Too often, we have been fighting against a hostile media, political parties directed and funded from London, suspicions of the motives of our own government in Holyrood, and the self-doubt of many of our fellow Scots, in trying to bring an end to rule by the parliament in London but it’s long past time we all re-considered our strategy on such an unequal battlefield.

Rather than the independence movement have to continue explaining central banks, currency, the benefits of European trade, and so on, which other pro-independence movements in the Commonwealth, let alone Europe, have never had to do in such exhaustive detail, let us much more simply and directly instead force England’s Tories to sell the idea of a popularly-elected First Minister bending a knee to Charles, a Prince of Wales, unpopular even in Cardiff.

If you can imagine Downing Street having to rely on the Orange Order selling the concept of royal superiority to a people wondering why they have to pay so much for electricity when we export so much to England or why carbon-capture at Peterhead is ruled-out in favour of Liverpool let alone why we have food banks in every town, you can understand how this would prove a much favourable ground for winning our independence.

The feudal system should have long ago been scrapped but it reveals that the words ‘United Kingdom’ are more than just historical baggage: they are the truth (and goes some way to explain why we can never define which is the nation and which is the country – Scotland, England or the United Kingdom). If we Scots have to continue enduring the tumorous yoke of monarchy, let us tear back the curtains of deceit and show our prison for what it is.

And herein lies another advantage to the current Scottish Government: why is our elected First Minister curtsying to someone chosen by privilege of birth? Why is an Ayrshire lass still bowing in the twentieth-first century to someone whose claim to monarchical authority rests on her predecessor’s historical abuses of land and people epitomised by the ‘Commissions of Justiciary’?

By choosing an elected Head of State, there could no longer be a ‘United Kingdom’ and immediately all the functionaries of the monarch would be removed from our parliament. Access revoked to all procedures, legislation, payroll, pensions, systems, ministers, committees and duties in line with the stated aims of all Scottish parties seeking to pass legislation reforming land ownership and lobbying, and improving our land in line with a Green New Deal economy. Also removed would be the practice of King-in-Council which currently gives ministers in London’s Tory government the ability to overrule the laws of all devolved nations that they don’t like with procedures alien to our own legal traditions: statutory instruments, an abusive power last wielded by England’s Tudor kings.

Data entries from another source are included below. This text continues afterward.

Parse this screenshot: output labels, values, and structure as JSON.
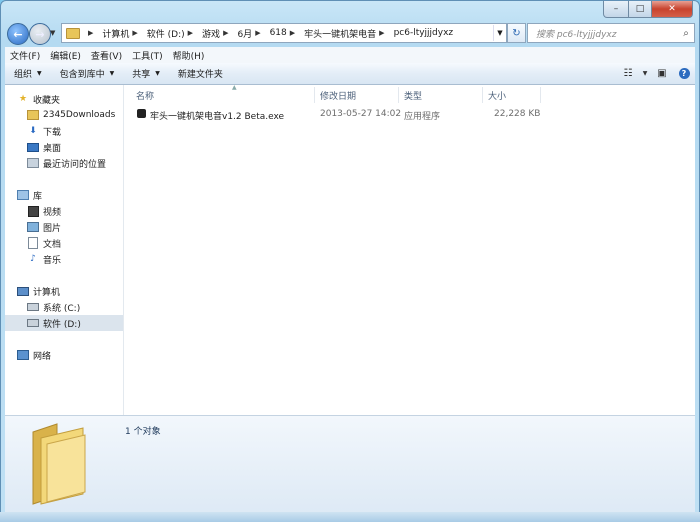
{
  "window": {
    "caption": {
      "minimize": "–",
      "maximize": "□",
      "close": "✕"
    }
  },
  "nav": {
    "back_icon": "arrow-left-icon",
    "forward_icon": "arrow-right-icon",
    "breadcrumbs": [
      "计算机",
      "软件 (D:)",
      "游戏",
      "6月",
      "618",
      "牢头一键机架电音",
      "pc6-ltyjjjdyxz"
    ],
    "search_placeholder": "搜索 pc6-ltyjjjdyxz"
  },
  "menu": [
    "文件(F)",
    "编辑(E)",
    "查看(V)",
    "工具(T)",
    "帮助(H)"
  ],
  "toolbar": {
    "organize": "组织",
    "include_library": "包含到库中",
    "share": "共享",
    "new_folder": "新建文件夹"
  },
  "sidebar": {
    "favorites": {
      "label": "收藏夹",
      "items": [
        "2345Downloads",
        "下载",
        "桌面",
        "最近访问的位置"
      ]
    },
    "libraries": {
      "label": "库",
      "items": [
        "视频",
        "图片",
        "文档",
        "音乐"
      ]
    },
    "computer": {
      "label": "计算机",
      "items": [
        "系统 (C:)",
        "软件 (D:)"
      ]
    },
    "network": {
      "label": "网络"
    }
  },
  "columns": {
    "name": "名称",
    "date": "修改日期",
    "type": "类型",
    "size": "大小"
  },
  "files": [
    {
      "name": "牢头一键机架电音v1.2 Beta.exe",
      "date": "2013-05-27 14:02",
      "type": "应用程序",
      "size": "22,228 KB"
    }
  ],
  "details": {
    "count": "1 个对象"
  },
  "colors": {
    "accent": "#2a6ac2",
    "selection": "#dbe4ed",
    "folder": "#e8c55a"
  }
}
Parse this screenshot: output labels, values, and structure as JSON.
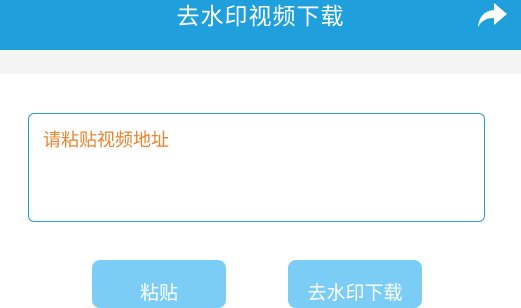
{
  "header": {
    "title": "去水印视频下载",
    "share_icon": "share-arrow-icon"
  },
  "input": {
    "placeholder": "请粘贴视频地址",
    "value": ""
  },
  "buttons": {
    "paste_label": "粘贴",
    "download_label": "去水印下载"
  },
  "colors": {
    "header_bg": "#1fa0dd",
    "placeholder_text": "#e8842c",
    "input_border": "#2a9fd8",
    "button_bg": "#7ccdf6"
  }
}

In short, it would be the beginning of real government in Scotland, chosen by us.

We cannot be a nation free to decide our own affairs again while we are ruled as a colony within a kingdom, especially while an unelected Head of State and their appointed minions act so continuously against the wishes of Scotland’s people, now and in the future. It is time to have an end to the monarchy and the peaceful birth of a constitutional democracy and to finally, reward the boasted notorious ‘purr of pleasure’ with our utmost contempt.

One final thought, especially in light of recent news of the Duchess of Balmoral. Assume that we simply run out of time and there is no momentum toward a referendum on the succession in Scotland. Assume also that MSPs go along with the proposed 10-day succession and at the next parliamentary session at Holyrood are expected to renew their oath to the monarchy then all Scots would immediately be able to see which MSPs are pro-independence and which are truly revealed for what they have always been.

No MSP bending the knee should be re-elected to our parliament or any elected chamber ever again.